In JSON Schema, you can do a “oneOf” between two types. You can easily convert a JSON Schema into the grammar that llama.cpp expects. One of the types would be the success response, the other type would be an error response, such as a JSON object containing only the field “ErrorResponse”, which is required to be a string, which you explain to the model that this is used to provide an explanation for why it cannot complete the request. It will literally fill in an explanation when it runs into troublesome data, at least in my experience.

Then the model can “choose” which type to respond with, and the grammar will allow either.

If everything makes sense, the model should provide the successful response you’re requesting, otherwise it can let you know something weird is going on by responding with an error.



> Then the model can “choose” which type to respond with, and the grammar will allow either.

Ah I see. So you give the entire "monadic" grammar to the LLM, both as a `grammar` argument and as part of the prompt so it knows the "can't do that" option exists.

I'm aware of the "OR" statements in grammar (my original comment uses that). In my experience though, small models quickly get confused when you add extra layers to the JSON schema.


I wouldn’t provide the grammar itself directly, since I feel like the models probably haven’t seen much of that kind of grammar during training, but just JSON examples of what success and error look like, as well as an explanation of the task. The model will need to generate JSON (at least with the grammar I’ve been providing), so seeing JSON examples seems beneficial.

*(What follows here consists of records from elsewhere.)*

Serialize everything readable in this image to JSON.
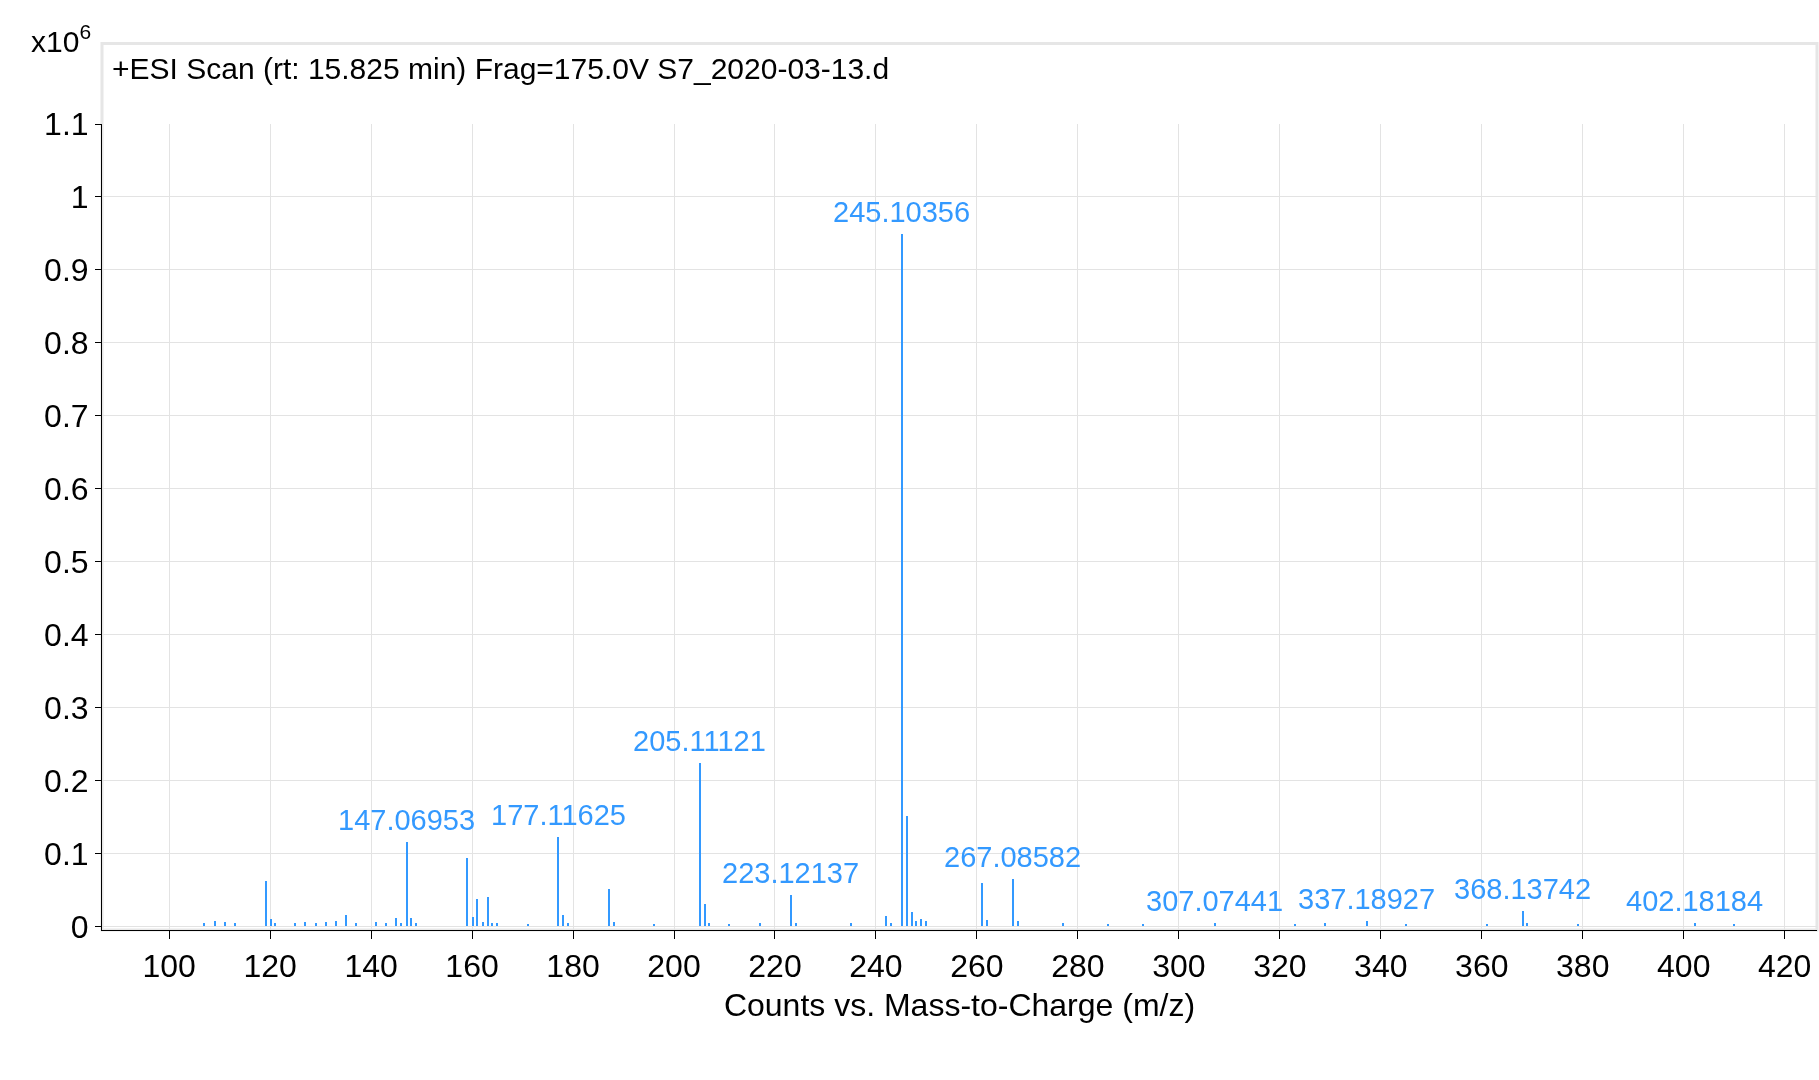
{
  "chart_data": {
    "type": "bar",
    "title": "+ESI Scan (rt: 15.825 min) Frag=175.0V S7_2020-03-13.d",
    "xlabel": "Counts vs. Mass-to-Charge (m/z)",
    "annotations": [
      "x10$^{6}$",
      {
        "text": "147.06953",
        "x": 147.06953,
        "y": 0.116
      },
      {
        "text": "177.11625",
        "x": 177.11625,
        "y": 0.122
      },
      {
        "text": "205.11121",
        "x": 205.11121,
        "y": 0.224
      },
      {
        "text": "223.12137",
        "x": 223.12137,
        "y": 0.043
      },
      {
        "text": "245.10356",
        "x": 245.10356,
        "y": 0.949
      },
      {
        "text": "267.08582",
        "x": 267.08582,
        "y": 0.065
      },
      {
        "text": "307.07441",
        "x": 307.07441,
        "y": 0.004
      },
      {
        "text": "337.18927",
        "x": 337.18927,
        "y": 0.008
      },
      {
        "text": "368.13742",
        "x": 368.13742,
        "y": 0.021
      },
      {
        "text": "402.18184",
        "x": 402.18184,
        "y": 0.004
      }
    ],
    "x": [
      107,
      109,
      111,
      113,
      119.1,
      120.1,
      121,
      125,
      127,
      129,
      131,
      133,
      135,
      137,
      141,
      143,
      145,
      146,
      147.06953,
      148,
      149,
      159.1,
      160.1,
      161,
      162.1,
      163.1,
      164,
      165,
      171,
      177.11625,
      178.1,
      179,
      187.1,
      188.1,
      196,
      205.11121,
      206.1,
      207,
      211,
      217,
      223.12137,
      224.1,
      235,
      242.1,
      243,
      245.10356,
      246.1,
      247.1,
      248,
      249,
      250,
      261.1,
      262.1,
      267.08582,
      268.1,
      277,
      286,
      293,
      307.07441,
      323,
      329,
      337.18927,
      345,
      361,
      368.13742,
      369,
      379,
      402.18184,
      410
    ],
    "series": [
      {
        "color": "#3399ff",
        "values": [
          0.005,
          0.008,
          0.006,
          0.005,
          0.062,
          0.01,
          0.005,
          0.004,
          0.006,
          0.005,
          0.006,
          0.007,
          0.016,
          0.005,
          0.006,
          0.005,
          0.012,
          0.005,
          0.116,
          0.012,
          0.004,
          0.094,
          0.013,
          0.038,
          0.006,
          0.04,
          0.005,
          0.004,
          0.003,
          0.122,
          0.016,
          0.005,
          0.051,
          0.006,
          0.003,
          0.224,
          0.03,
          0.005,
          0.003,
          0.005,
          0.043,
          0.005,
          0.004,
          0.014,
          0.005,
          0.949,
          0.151,
          0.019,
          0.008,
          0.01,
          0.007,
          0.059,
          0.009,
          0.065,
          0.007,
          0.005,
          0.003,
          0.003,
          0.004,
          0.003,
          0.004,
          0.008,
          0.003,
          0.003,
          0.021,
          0.004,
          0.003,
          0.004,
          0.003
        ]
      }
    ],
    "xlim": [
      86.7,
      426.4
    ],
    "xticks": [
      100,
      120,
      140,
      160,
      180,
      200,
      220,
      240,
      260,
      280,
      300,
      320,
      340,
      360,
      380,
      400,
      420
    ],
    "ylim": [
      -0.005,
      1.1
    ],
    "yticks": [
      0,
      0.1,
      0.2,
      0.3,
      0.4,
      0.5,
      0.6,
      0.7,
      0.8,
      0.9,
      1,
      1.1
    ],
    "grid": true
  }
}
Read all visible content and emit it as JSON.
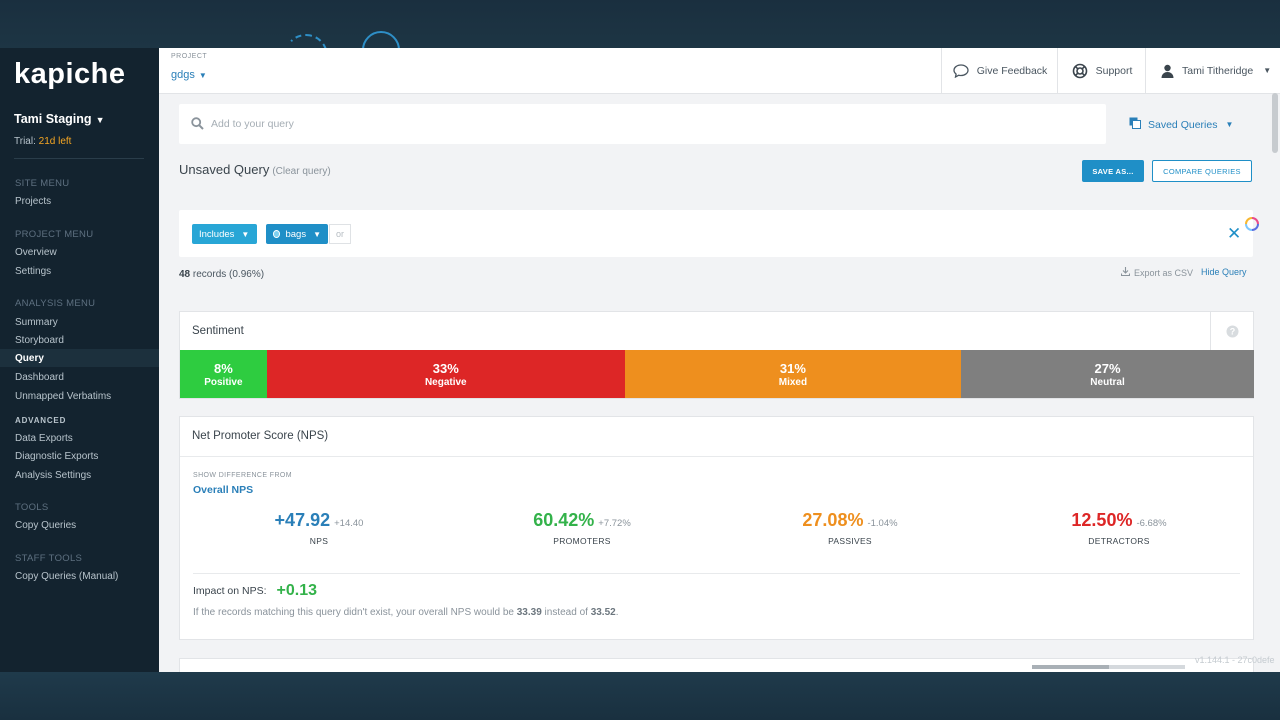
{
  "brand": {
    "logo_text": "kapiche"
  },
  "sidebar": {
    "account_name": "Tami Staging",
    "trial_label": "Trial: ",
    "trial_days": "21d left",
    "sections": [
      {
        "heading": "SITE MENU",
        "items": [
          "Projects"
        ]
      },
      {
        "heading": "PROJECT MENU",
        "items": [
          "Overview",
          "Settings"
        ]
      },
      {
        "heading": "ANALYSIS MENU",
        "items": [
          "Summary",
          "Storyboard",
          "Query",
          "Dashboard",
          "Unmapped Verbatims"
        ]
      },
      {
        "heading": "ADVANCED",
        "items": [
          "Data Exports",
          "Diagnostic Exports",
          "Analysis Settings"
        ]
      },
      {
        "heading": "TOOLS",
        "items": [
          "Copy Queries"
        ]
      },
      {
        "heading": "STAFF TOOLS",
        "items": [
          "Copy Queries (Manual)"
        ]
      }
    ],
    "active_item": "Query"
  },
  "topbar": {
    "project_label": "PROJECT",
    "project_name": "gdgs",
    "give_feedback": "Give Feedback",
    "support": "Support",
    "user_name": "Tami Titheridge"
  },
  "query": {
    "search_placeholder": "Add to your query",
    "saved_queries": "Saved Queries",
    "title": "Unsaved Query",
    "clear_label": "(Clear query)",
    "save_as": "SAVE AS...",
    "compare": "COMPARE QUERIES",
    "filter_includes": "Includes",
    "filter_term": "bags",
    "filter_or": "or",
    "records_count": "48",
    "records_text": "records (0.96%)",
    "export_csv": "Export as CSV",
    "hide_query": "Hide Query"
  },
  "sentiment": {
    "title": "Sentiment",
    "segments": [
      {
        "pct": "8%",
        "label": "Positive",
        "value": 8,
        "color": "#2ecc40"
      },
      {
        "pct": "33%",
        "label": "Negative",
        "value": 33,
        "color": "#dd2626"
      },
      {
        "pct": "31%",
        "label": "Mixed",
        "value": 31,
        "color": "#ee8f1e"
      },
      {
        "pct": "27%",
        "label": "Neutral",
        "value": 27,
        "color": "#7f7f7f"
      }
    ]
  },
  "nps": {
    "title": "Net Promoter Score (NPS)",
    "show_diff_label": "SHOW DIFFERENCE FROM",
    "show_diff_value": "Overall NPS",
    "metrics": [
      {
        "value": "+47.92",
        "delta": "+14.40",
        "label": "NPS",
        "color": "#2a7fb8"
      },
      {
        "value": "60.42%",
        "delta": "+7.72%",
        "label": "PROMOTERS",
        "color": "#33b24a"
      },
      {
        "value": "27.08%",
        "delta": "-1.04%",
        "label": "PASSIVES",
        "color": "#ee8f1e"
      },
      {
        "value": "12.50%",
        "delta": "-6.68%",
        "label": "DETRACTORS",
        "color": "#dd2626"
      }
    ],
    "impact_label": "Impact on NPS:",
    "impact_value": "+0.13",
    "explain_pre": "If the records matching this query didn't exist, your overall NPS would be ",
    "explain_v1": "33.39",
    "explain_mid": " instead of ",
    "explain_v2": "33.52",
    "explain_post": "."
  },
  "footer": {
    "version": "v1.144.1 - 27c0defe"
  }
}
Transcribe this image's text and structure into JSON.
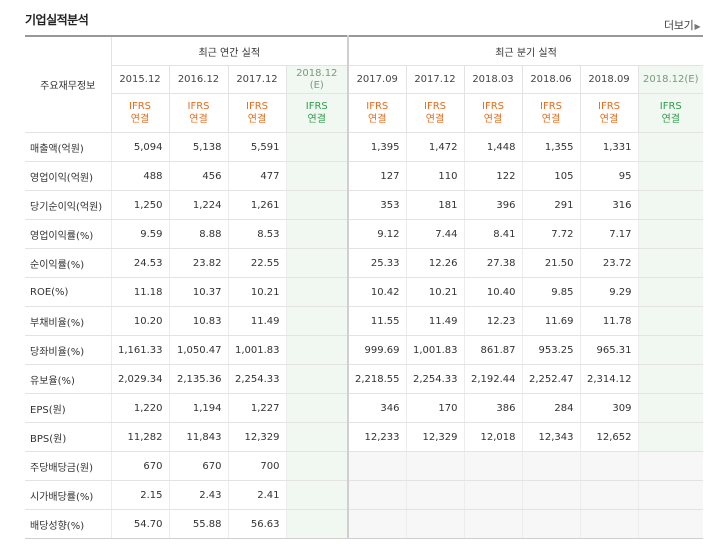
{
  "title": "기업실적분석",
  "more_label": "더보기",
  "row_header": "주요재무정보",
  "annual_group": "최근 연간 실적",
  "quarter_group": "최근 분기 실적",
  "annual_cols": [
    "2015.12",
    "2016.12",
    "2017.12",
    "2018.12"
  ],
  "annual_est": "(E)",
  "quarter_cols": [
    "2017.09",
    "2017.12",
    "2018.03",
    "2018.06",
    "2018.09",
    "2018.12"
  ],
  "quarter_est": "(E)",
  "ifrs_line1": "IFRS",
  "ifrs_line2": "연결",
  "rows": [
    {
      "label": "매출액(억원)",
      "annual": [
        "5,094",
        "5,138",
        "5,591",
        ""
      ],
      "quarter": [
        "1,395",
        "1,472",
        "1,448",
        "1,355",
        "1,331",
        ""
      ]
    },
    {
      "label": "영업이익(억원)",
      "annual": [
        "488",
        "456",
        "477",
        ""
      ],
      "quarter": [
        "127",
        "110",
        "122",
        "105",
        "95",
        ""
      ]
    },
    {
      "label": "당기순이익(억원)",
      "annual": [
        "1,250",
        "1,224",
        "1,261",
        ""
      ],
      "quarter": [
        "353",
        "181",
        "396",
        "291",
        "316",
        ""
      ]
    },
    {
      "label": "영업이익률(%)",
      "annual": [
        "9.59",
        "8.88",
        "8.53",
        ""
      ],
      "quarter": [
        "9.12",
        "7.44",
        "8.41",
        "7.72",
        "7.17",
        ""
      ]
    },
    {
      "label": "순이익률(%)",
      "annual": [
        "24.53",
        "23.82",
        "22.55",
        ""
      ],
      "quarter": [
        "25.33",
        "12.26",
        "27.38",
        "21.50",
        "23.72",
        ""
      ]
    },
    {
      "label": "ROE(%)",
      "annual": [
        "11.18",
        "10.37",
        "10.21",
        ""
      ],
      "quarter": [
        "10.42",
        "10.21",
        "10.40",
        "9.85",
        "9.29",
        ""
      ]
    },
    {
      "label": "부채비율(%)",
      "annual": [
        "10.20",
        "10.83",
        "11.49",
        ""
      ],
      "quarter": [
        "11.55",
        "11.49",
        "12.23",
        "11.69",
        "11.78",
        ""
      ]
    },
    {
      "label": "당좌비율(%)",
      "annual": [
        "1,161.33",
        "1,050.47",
        "1,001.83",
        ""
      ],
      "quarter": [
        "999.69",
        "1,001.83",
        "861.87",
        "953.25",
        "965.31",
        ""
      ]
    },
    {
      "label": "유보율(%)",
      "annual": [
        "2,029.34",
        "2,135.36",
        "2,254.33",
        ""
      ],
      "quarter": [
        "2,218.55",
        "2,254.33",
        "2,192.44",
        "2,252.47",
        "2,314.12",
        ""
      ]
    },
    {
      "label": "EPS(원)",
      "annual": [
        "1,220",
        "1,194",
        "1,227",
        ""
      ],
      "quarter": [
        "346",
        "170",
        "386",
        "284",
        "309",
        ""
      ]
    },
    {
      "label": "BPS(원)",
      "annual": [
        "11,282",
        "11,843",
        "12,329",
        ""
      ],
      "quarter": [
        "12,233",
        "12,329",
        "12,018",
        "12,343",
        "12,652",
        ""
      ]
    },
    {
      "label": "주당배당금(원)",
      "annual": [
        "670",
        "670",
        "700",
        ""
      ],
      "quarter": [
        "",
        "",
        "",
        "",
        "",
        ""
      ]
    },
    {
      "label": "시가배당률(%)",
      "annual": [
        "2.15",
        "2.43",
        "2.41",
        ""
      ],
      "quarter": [
        "",
        "",
        "",
        "",
        "",
        ""
      ]
    },
    {
      "label": "배당성향(%)",
      "annual": [
        "54.70",
        "55.88",
        "56.63",
        ""
      ],
      "quarter": [
        "",
        "",
        "",
        "",
        "",
        ""
      ]
    }
  ]
}
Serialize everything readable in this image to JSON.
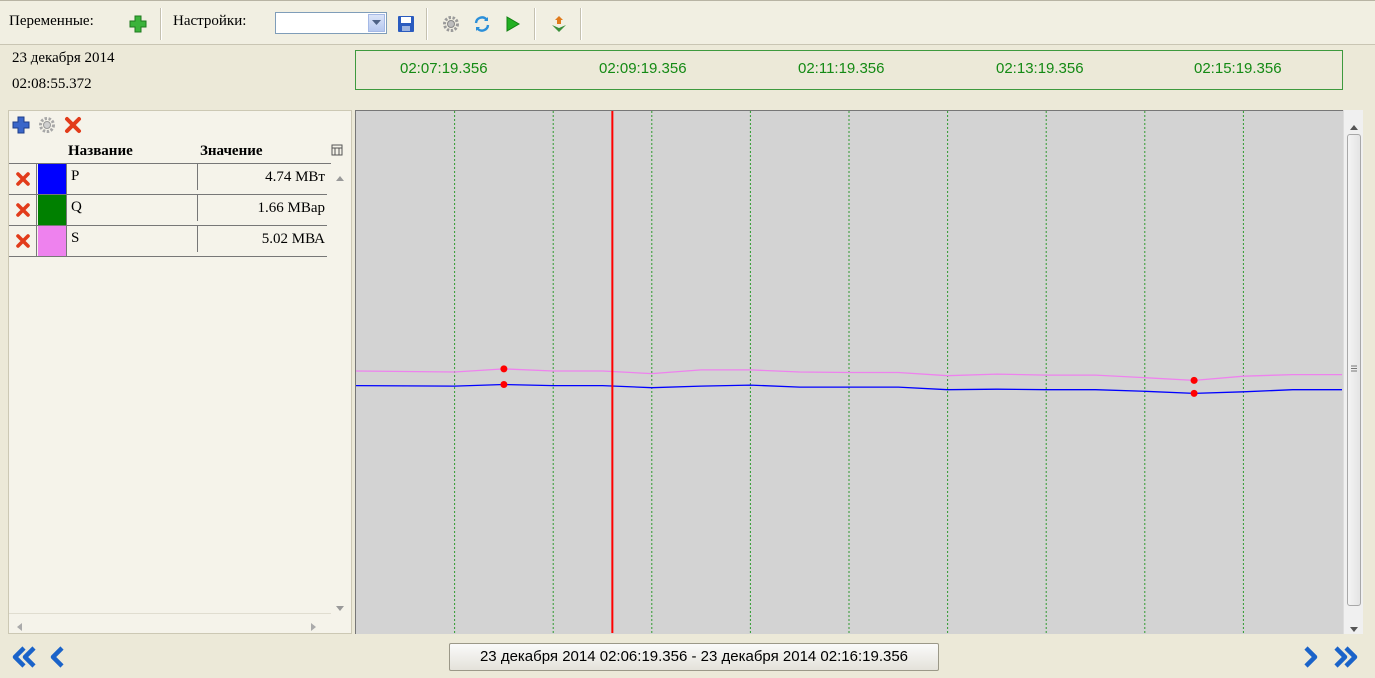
{
  "toolbar": {
    "variables_label": "Переменные:",
    "settings_label": "Настройки:",
    "settings_value": "",
    "icons": [
      "plus-icon",
      "dropdown-arrow-icon",
      "save-icon",
      "gear-icon",
      "refresh-icon",
      "play-icon",
      "export-icon"
    ]
  },
  "date": {
    "line1": "23 декабря 2014",
    "line2": "02:08:55.372"
  },
  "time_axis": {
    "ticks": [
      "02:07:19.356",
      "02:09:19.356",
      "02:11:19.356",
      "02:13:19.356",
      "02:15:19.356"
    ]
  },
  "variables": {
    "header_name": "Название",
    "header_value": "Значение",
    "rows": [
      {
        "name": "P",
        "value": "4.74 МВт",
        "color": "#0000ff"
      },
      {
        "name": "Q",
        "value": "1.66 МВар",
        "color": "#008000"
      },
      {
        "name": "S",
        "value": "5.02 МВА",
        "color": "#ee82ee"
      }
    ]
  },
  "chart_data": {
    "type": "line",
    "x_range": [
      "02:06:19.356",
      "02:16:19.356"
    ],
    "x_ticks": [
      "02:07:19.356",
      "02:09:19.356",
      "02:11:19.356",
      "02:13:19.356",
      "02:15:19.356"
    ],
    "x_minutes": [
      0,
      1,
      1.5,
      2,
      2.5,
      3,
      3.5,
      4,
      4.5,
      5,
      5.5,
      6,
      6.5,
      7,
      7.5,
      8,
      8.5,
      9,
      9.5,
      10
    ],
    "ylim": [
      0,
      10
    ],
    "cursor_minutes": 2.6,
    "grid": "vertical-dotted",
    "series": [
      {
        "name": "S",
        "color": "#ee82ee",
        "values": [
          5.02,
          5.0,
          5.06,
          5.02,
          5.02,
          4.97,
          5.04,
          5.04,
          5.0,
          4.99,
          4.99,
          4.93,
          4.96,
          4.94,
          4.94,
          4.89,
          4.84,
          4.92,
          4.95,
          4.95
        ],
        "markers_minutes": [
          1.5,
          8.5
        ]
      },
      {
        "name": "P",
        "color": "#0000ff",
        "values": [
          4.74,
          4.73,
          4.76,
          4.74,
          4.74,
          4.7,
          4.73,
          4.75,
          4.71,
          4.71,
          4.71,
          4.66,
          4.67,
          4.66,
          4.66,
          4.63,
          4.59,
          4.62,
          4.66,
          4.66
        ],
        "markers_minutes": [
          1.5,
          8.5
        ]
      }
    ]
  },
  "bottom": {
    "range_label": "23 декабря 2014 02:06:19.356 - 23 декабря 2014 02:16:19.356"
  }
}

But, this is all very new stuff, so certainly worth experimenting with all sorts of different approaches.

As far as small models getting confused, I’ve only really tested this with Mixtral, but it’s entirely possible that regular Mistral or other small models would get confused… more things I would like to get around to testing.


I've tested giving the JSON schema to the model (bigger ones can handle multi-layer schemas) __without__ grammar and it was still able to generate the correct answer. To me it feels more natural than grammar enforcement because the model stays in its "happy place". I then sometimes add the grammar on top to guarantee the desired output structure.

This is obviously not efficient because the model has to process many more tokens at each interaction, and its context window gets full quicker as well. I wonder if others have found better solutions.